Presented by Steve Libby, LLNL
Tuesday, January 23, 2018, 3:30 pm — Large Seminar Room, Bldg. 510
The ability to use lasers to cool atoms to micro-kelvin temperatures and to subsequently control their quantum mechanical behavior1 has led to the development of exquisitely precise 'quantum' sensors.2 Applications of these sensors include the measurement of local gravitational anomalies to unprecedented accuracy and very accurate, highly stable gyroscopes.
Our LLNL - AOSense, Inc. collaboration is pursuing diverse applications of these sensors that directly exploit their extraordinary scale factor stability, low noise and bias drift characteristics. These applications include shielded threat detection in passing vehicles, emergency response, and treaty verification, all of which require rapid, passive methods to determine hidden mass configurations precisely and/or verify the masses present in containers. Such dense, localized objects can in principle be discovered and accurately measured by their effect on the local gravitational field.3 Furthermore, near field measurements of these gravitational perturbations from multiple vantage points allow for a kind of gravitational 'tomography,' leading to the real-time determination of the hidden mass distribution.

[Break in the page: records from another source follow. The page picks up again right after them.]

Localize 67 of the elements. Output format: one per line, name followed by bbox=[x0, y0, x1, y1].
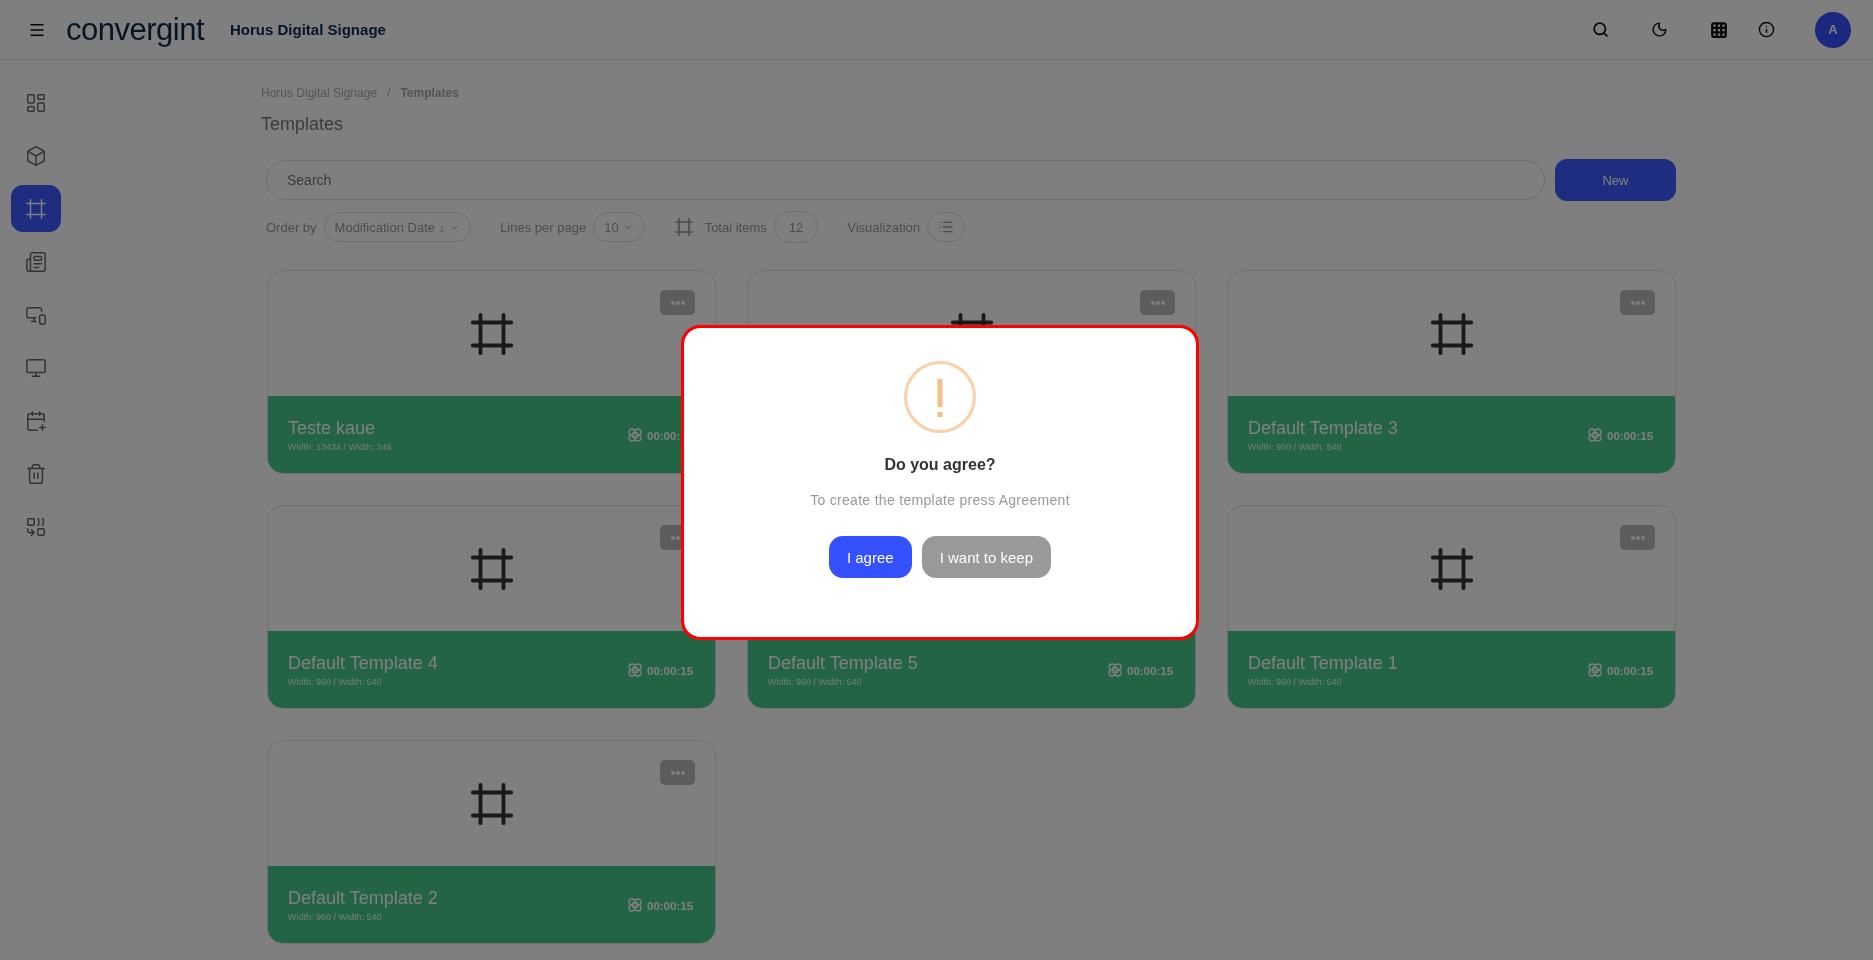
page-title: Templates bbox=[261, 114, 345, 135]
frame-icon bbox=[468, 780, 515, 827]
card-dimensions: Width: 960 / Width: 540 bbox=[1248, 676, 1343, 687]
card-duration: 00:00: bbox=[647, 429, 681, 442]
dialog-message: To create the template press Agreement bbox=[810, 492, 1070, 508]
calendar-plus-icon bbox=[25, 409, 47, 432]
flower-icon bbox=[627, 896, 643, 913]
frame-icon bbox=[1428, 310, 1475, 357]
frame-icon bbox=[468, 310, 515, 357]
frame-icon bbox=[1428, 545, 1475, 592]
card-title: Default Template 4 bbox=[288, 652, 439, 674]
breadcrumb-separator: / bbox=[387, 86, 391, 100]
template-card[interactable]: Default Template 2 Width: 960 / Width: 540 00:00:15 bbox=[267, 740, 716, 944]
frame-icon bbox=[25, 197, 47, 220]
card-dimensions: Width: 960 / Width: 540 bbox=[288, 911, 383, 922]
newspaper-icon bbox=[25, 250, 47, 273]
card-dimensions: Width: 13434 / Width: 345 bbox=[288, 441, 393, 452]
search-field[interactable]: Search bbox=[266, 160, 1545, 200]
sidebar-item[interactable] bbox=[11, 185, 61, 232]
flower-icon bbox=[1587, 426, 1603, 443]
new-button[interactable]: New bbox=[1555, 159, 1676, 201]
info-icon[interactable] bbox=[1758, 21, 1775, 38]
template-card[interactable]: Teste kaue Width: 13434 / Width: 345 00:00: bbox=[267, 270, 716, 474]
trash-icon bbox=[25, 462, 47, 485]
card-title: Teste kaue bbox=[288, 417, 377, 439]
card-duration: 00:00:15 bbox=[1607, 429, 1654, 442]
agree-button[interactable]: I agree bbox=[828, 536, 912, 578]
card-duration: 00:00:15 bbox=[1127, 664, 1174, 677]
cube-icon bbox=[25, 144, 47, 167]
template-card[interactable]: Default Template 1 Width: 960 / Width: 540 00:00:15 bbox=[1227, 505, 1676, 709]
list-icon bbox=[938, 219, 954, 235]
template-card[interactable]: Default Template 4 Width: 960 / Width: 540 00:00:15 bbox=[267, 505, 716, 709]
card-title: Default Template 3 bbox=[1248, 417, 1399, 439]
card-duration: 00:00:15 bbox=[1607, 664, 1654, 677]
ellipsis-icon bbox=[670, 770, 685, 775]
template-card[interactable]: Default Template 3 Width: 960 / Width: 540 00:00:15 bbox=[1227, 270, 1676, 474]
frame-icon bbox=[673, 217, 694, 237]
ellipsis-icon bbox=[1630, 535, 1645, 540]
dashboard-icon bbox=[25, 91, 47, 114]
search-icon[interactable] bbox=[1592, 21, 1609, 38]
dialog-title: Do you agree? bbox=[884, 456, 996, 474]
card-dimensions: Width: 960 / Width: 540 bbox=[1248, 441, 1343, 452]
warning-icon bbox=[903, 360, 977, 434]
frame-icon bbox=[468, 545, 515, 592]
overlap-icon bbox=[25, 515, 47, 538]
logo: convergint bbox=[66, 11, 205, 48]
card-duration: 00:00:15 bbox=[647, 664, 694, 677]
user-avatar[interactable]: A bbox=[1815, 11, 1851, 48]
flower-icon bbox=[1587, 661, 1603, 678]
ellipsis-icon bbox=[1630, 300, 1645, 305]
card-title: Default Template 2 bbox=[288, 887, 439, 909]
card-title: Default Template 1 bbox=[1248, 652, 1399, 674]
monitor-icon bbox=[25, 356, 47, 379]
list-view-button[interactable] bbox=[927, 212, 965, 242]
flower-icon bbox=[1107, 661, 1123, 678]
card-title: Default Template 5 bbox=[768, 652, 919, 674]
card-dimensions: Width: 960 / Width: 540 bbox=[768, 676, 863, 687]
card-duration: 00:00:15 bbox=[647, 899, 694, 912]
flower-icon bbox=[627, 426, 643, 443]
apps-grid-icon[interactable] bbox=[1710, 20, 1728, 39]
ellipsis-icon bbox=[1150, 300, 1165, 305]
flower-icon bbox=[627, 661, 643, 678]
app-title: Horus Digital Signage bbox=[230, 21, 386, 38]
card-dimensions: Width: 960 / Width: 540 bbox=[288, 676, 383, 687]
moon-icon[interactable] bbox=[1651, 21, 1668, 38]
ellipsis-icon bbox=[670, 300, 685, 305]
keep-button[interactable]: I want to keep bbox=[921, 536, 1052, 578]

Additionally, we are interested in the potential of atom interferometer Sagnac gyroscopes to do accurate 'dead reckoning' navigation without the aid of GPS.4
After reviewing the physics of atom interferometry in atomic fountain-Mach-Zehnder and Sagnac configurations, I will describe the development of a 'gravity tomography' signal analysis system for vehicle portals, including the optimal synthesis of the gravitational sensor signals with complementary radiation detection.